Adam and I wrote about the above study under a different article yesterday, so I thought it appropriate to add a link to our comments here:
https://www.israpundit.org/biotech-analyst-destroys-big-pharma-in-bombshell-exclusive/#comment-63356000240798
@Michael
If they had not included this statement in the study, it would most likely not have been printed. It is rare that you will find any article published on Covid not including a similar statement. Failing to do so may result in the dilemma that McCullough and Malone each reported of having studies undergo postponed consideration and repeated rejection so that publication is delayed for 6months to 1yr, which is a scandal in and of itself.
To your points:
1.A recent study that showed that there was a 3.24X-increase in myocarditis with the vax. Myocarditis is a permanent scarring of the heart muscle. The return to health following such an event is only due to the body’s ability to compensate for diminished heart capacity, but no one should be fooled that this is a return to a healthy heart. Patients who leave the hospital can have diminished abilities in life or they may be walking home one day and just collapse in death. The vaccine developers have the obligation to prove their product is safe. This is the only study which has used the govt databases to examine the data, and it incorporated a 2million subject study. So, this is pretty damning evidence and the only real-world evidence to date which must be thoroughly examined.

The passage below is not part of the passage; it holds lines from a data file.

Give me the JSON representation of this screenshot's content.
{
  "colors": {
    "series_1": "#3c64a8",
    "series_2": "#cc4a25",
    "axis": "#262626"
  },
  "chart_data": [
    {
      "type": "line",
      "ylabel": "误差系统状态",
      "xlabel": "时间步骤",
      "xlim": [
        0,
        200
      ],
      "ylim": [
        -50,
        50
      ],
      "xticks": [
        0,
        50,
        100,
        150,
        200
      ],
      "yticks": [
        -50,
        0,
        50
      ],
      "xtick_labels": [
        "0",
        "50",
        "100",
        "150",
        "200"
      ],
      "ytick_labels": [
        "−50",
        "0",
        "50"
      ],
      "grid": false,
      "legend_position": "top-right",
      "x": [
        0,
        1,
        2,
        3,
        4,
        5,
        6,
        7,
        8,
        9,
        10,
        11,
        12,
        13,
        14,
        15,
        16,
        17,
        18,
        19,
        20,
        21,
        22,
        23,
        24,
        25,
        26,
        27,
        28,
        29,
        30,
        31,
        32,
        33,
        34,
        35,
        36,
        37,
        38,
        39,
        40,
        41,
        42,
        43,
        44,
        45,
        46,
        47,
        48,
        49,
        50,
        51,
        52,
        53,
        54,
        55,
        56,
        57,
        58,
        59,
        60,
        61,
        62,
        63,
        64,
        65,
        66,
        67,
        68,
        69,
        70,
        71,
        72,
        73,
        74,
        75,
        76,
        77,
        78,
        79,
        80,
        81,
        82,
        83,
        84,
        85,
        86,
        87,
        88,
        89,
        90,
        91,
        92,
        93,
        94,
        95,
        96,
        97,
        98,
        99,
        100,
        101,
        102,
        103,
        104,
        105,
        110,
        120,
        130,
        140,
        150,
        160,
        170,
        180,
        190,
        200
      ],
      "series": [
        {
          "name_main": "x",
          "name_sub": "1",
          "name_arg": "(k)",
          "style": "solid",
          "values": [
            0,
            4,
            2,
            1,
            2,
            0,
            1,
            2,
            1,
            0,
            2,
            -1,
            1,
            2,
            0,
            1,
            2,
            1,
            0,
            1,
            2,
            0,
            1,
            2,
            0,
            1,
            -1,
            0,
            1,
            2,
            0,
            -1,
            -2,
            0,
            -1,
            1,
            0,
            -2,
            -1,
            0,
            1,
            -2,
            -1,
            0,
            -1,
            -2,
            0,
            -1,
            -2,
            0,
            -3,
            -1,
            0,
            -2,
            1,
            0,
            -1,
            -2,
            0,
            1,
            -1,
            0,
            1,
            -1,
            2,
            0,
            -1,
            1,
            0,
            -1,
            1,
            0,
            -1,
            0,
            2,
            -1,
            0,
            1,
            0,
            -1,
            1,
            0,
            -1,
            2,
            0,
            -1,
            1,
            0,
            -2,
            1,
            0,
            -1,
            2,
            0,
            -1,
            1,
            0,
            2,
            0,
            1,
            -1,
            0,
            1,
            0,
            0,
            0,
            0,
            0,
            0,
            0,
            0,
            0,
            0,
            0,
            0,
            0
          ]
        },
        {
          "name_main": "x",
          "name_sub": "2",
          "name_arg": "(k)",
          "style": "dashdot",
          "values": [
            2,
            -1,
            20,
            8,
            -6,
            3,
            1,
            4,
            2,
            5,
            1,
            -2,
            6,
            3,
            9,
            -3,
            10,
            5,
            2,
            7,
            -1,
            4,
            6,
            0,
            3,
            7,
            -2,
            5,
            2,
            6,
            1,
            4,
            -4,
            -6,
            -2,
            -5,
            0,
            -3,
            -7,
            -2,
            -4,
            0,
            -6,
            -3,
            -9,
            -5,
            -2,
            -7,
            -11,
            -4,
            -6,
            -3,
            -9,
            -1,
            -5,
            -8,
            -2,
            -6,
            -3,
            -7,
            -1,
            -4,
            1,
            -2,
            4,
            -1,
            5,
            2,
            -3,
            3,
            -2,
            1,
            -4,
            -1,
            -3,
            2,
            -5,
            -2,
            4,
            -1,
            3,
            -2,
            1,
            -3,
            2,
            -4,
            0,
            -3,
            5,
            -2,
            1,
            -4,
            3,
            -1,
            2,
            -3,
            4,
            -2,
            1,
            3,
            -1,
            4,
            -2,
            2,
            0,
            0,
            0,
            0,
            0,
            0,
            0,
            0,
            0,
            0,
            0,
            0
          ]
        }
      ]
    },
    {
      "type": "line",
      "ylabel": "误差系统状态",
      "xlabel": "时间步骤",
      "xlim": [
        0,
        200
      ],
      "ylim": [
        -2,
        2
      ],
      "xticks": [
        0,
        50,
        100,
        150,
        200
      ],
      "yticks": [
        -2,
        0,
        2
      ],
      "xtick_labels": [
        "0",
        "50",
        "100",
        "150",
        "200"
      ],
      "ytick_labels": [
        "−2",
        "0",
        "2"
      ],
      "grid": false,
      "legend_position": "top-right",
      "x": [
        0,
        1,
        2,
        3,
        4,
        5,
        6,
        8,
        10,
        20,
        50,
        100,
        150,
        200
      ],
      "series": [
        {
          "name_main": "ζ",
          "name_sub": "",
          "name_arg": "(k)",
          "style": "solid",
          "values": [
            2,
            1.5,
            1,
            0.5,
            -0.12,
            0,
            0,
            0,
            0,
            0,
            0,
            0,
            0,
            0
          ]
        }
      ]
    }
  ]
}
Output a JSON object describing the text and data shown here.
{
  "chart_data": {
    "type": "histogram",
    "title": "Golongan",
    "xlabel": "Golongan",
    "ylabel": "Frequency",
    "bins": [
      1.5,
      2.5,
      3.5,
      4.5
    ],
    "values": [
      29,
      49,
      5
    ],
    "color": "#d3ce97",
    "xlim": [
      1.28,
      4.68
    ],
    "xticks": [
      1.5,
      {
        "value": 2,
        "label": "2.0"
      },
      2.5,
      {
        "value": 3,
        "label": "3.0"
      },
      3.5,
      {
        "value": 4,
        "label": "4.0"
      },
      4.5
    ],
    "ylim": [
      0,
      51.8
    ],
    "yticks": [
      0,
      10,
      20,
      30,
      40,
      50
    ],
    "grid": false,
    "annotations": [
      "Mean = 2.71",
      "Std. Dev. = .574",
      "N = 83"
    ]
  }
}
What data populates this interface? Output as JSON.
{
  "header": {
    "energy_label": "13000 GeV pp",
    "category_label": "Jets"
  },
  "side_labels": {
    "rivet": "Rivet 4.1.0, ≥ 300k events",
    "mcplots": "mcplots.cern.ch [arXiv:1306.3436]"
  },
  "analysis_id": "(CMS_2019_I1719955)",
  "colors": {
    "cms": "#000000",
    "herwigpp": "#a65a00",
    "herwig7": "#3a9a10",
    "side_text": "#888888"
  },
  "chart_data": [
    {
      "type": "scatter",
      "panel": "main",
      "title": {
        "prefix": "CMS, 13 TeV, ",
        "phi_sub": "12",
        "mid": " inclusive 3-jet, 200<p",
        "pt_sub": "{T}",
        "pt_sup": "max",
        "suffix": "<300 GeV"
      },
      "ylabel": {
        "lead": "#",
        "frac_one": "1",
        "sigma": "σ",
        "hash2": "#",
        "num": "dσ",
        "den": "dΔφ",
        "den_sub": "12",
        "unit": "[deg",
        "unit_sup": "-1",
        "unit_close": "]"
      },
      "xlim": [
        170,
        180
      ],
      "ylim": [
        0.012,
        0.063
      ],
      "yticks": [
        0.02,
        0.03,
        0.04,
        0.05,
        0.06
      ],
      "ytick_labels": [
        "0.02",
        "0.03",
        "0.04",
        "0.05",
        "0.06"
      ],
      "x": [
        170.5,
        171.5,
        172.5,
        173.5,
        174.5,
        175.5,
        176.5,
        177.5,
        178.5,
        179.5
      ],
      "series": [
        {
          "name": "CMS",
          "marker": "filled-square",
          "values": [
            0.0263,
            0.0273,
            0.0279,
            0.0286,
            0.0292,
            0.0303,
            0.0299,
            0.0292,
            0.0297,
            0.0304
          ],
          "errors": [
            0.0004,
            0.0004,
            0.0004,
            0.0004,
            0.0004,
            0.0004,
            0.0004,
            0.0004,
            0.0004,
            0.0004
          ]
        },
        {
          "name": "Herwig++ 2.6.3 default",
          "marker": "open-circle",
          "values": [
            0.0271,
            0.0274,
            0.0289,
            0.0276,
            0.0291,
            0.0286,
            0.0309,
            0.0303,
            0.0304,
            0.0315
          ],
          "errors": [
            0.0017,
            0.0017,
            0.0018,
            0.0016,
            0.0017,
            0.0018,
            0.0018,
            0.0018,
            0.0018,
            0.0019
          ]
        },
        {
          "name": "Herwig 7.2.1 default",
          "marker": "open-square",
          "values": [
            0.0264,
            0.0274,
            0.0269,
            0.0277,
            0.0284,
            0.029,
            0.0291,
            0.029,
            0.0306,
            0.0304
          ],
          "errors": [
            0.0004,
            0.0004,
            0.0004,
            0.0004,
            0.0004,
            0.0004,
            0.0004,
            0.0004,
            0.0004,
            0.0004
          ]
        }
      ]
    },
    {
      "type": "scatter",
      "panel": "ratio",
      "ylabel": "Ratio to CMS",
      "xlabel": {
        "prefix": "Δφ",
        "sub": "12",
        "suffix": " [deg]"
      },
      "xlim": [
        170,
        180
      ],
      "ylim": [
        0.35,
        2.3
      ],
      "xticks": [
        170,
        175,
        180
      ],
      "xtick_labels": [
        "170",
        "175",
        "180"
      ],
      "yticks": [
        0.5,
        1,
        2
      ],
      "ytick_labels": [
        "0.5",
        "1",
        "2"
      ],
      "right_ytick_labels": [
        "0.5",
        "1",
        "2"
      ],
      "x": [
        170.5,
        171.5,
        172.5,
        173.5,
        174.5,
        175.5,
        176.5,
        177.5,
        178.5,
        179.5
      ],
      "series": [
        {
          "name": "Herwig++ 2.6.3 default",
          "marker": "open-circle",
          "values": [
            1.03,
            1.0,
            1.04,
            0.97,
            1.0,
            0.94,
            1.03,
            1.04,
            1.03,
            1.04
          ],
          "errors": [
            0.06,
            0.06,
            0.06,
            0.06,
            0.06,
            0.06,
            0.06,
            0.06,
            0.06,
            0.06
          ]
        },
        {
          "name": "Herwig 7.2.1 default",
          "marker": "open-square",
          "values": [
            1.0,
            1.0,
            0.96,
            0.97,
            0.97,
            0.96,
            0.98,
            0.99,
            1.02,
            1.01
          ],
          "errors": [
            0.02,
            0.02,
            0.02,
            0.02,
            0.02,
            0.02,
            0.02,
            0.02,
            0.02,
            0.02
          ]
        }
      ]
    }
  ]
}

2. The comment of “any variant” is an overstatement of what is known. Of course, we know little because they won’t release the data. What we do know is that the vax are failing to protect against Delta/Epsilon while Delta+ appears to be virtually immune to the vax. This is why they were creating a Delta-specific-booster in July(https://www.fiercepharma.com/pharma/staying-vigilant-pfizer-and-biontech-plot-delta-busting-covid-19-booster-shot) which has a different formulation that the CDC has judged close enough to authorized the booster without any delay/testing – it will be available soon. Currently, the vax are acting to provide the vaccinated with a lack of symptoms, or delayed symptoms(probably more accurate), while carrying a higher concentration of the virus in their mouth and nose. These two factors can allow them to become superspreaders.
3. There is a great misunderstanding between rate of mutation vs selection of a dominant mutant – these are very different things. The vax don’t increase mutations. Mutations happen due to the lack of treatment, the viruses reproduce and mutations are caused by their uninhibited reproduction in every patient. Delta was present early in 2020 and dominated because the vax killed the other variants. Delta+ has 4 new mutations in just its spike protein for example which occurred due to Delta being able to reproduce billions of copies in every one of its millions of victims. The vax actually kills everyone of the mutants that it can and the last mutant standing is the new dominant variant, called “vaccine escape”. Tell me if this is not clear, it is an important point, or if you have any questions.
“the doctor made the point that the study is not a reason to avoid vaccination.”
Oh? Let me think… Peloni, please give me your opinion on this. My thoughts are:
1. The “vaccine” compromises my immune system, as well as making me more vulnerable to myocarditis and early death (I already have cardiovascular disease).
2. The very temporary benefit from flooding my system with spike proteins merely masks immunity, while leaving me very vulnerable to infection with COVID (ANY variant) — making me more dangerous to others.
3. Widespread inoculation during the freak (Summer) variant is exponentially increasing the rate of mutation to even more dangerous variants.
This “vaccination” blitzkrieg appears to be the utmost of folly, promoted by the very man (Fauci) who spearheaded the development of the virus, and who has become personally wealthy through the vaccination campaign.
Tell me if I’m wrong, when I say we are like the newly-arrived Hungarian Jews, standing in line to be triaged at Auschwitz. Zyklon B anyone? It’s government-approved!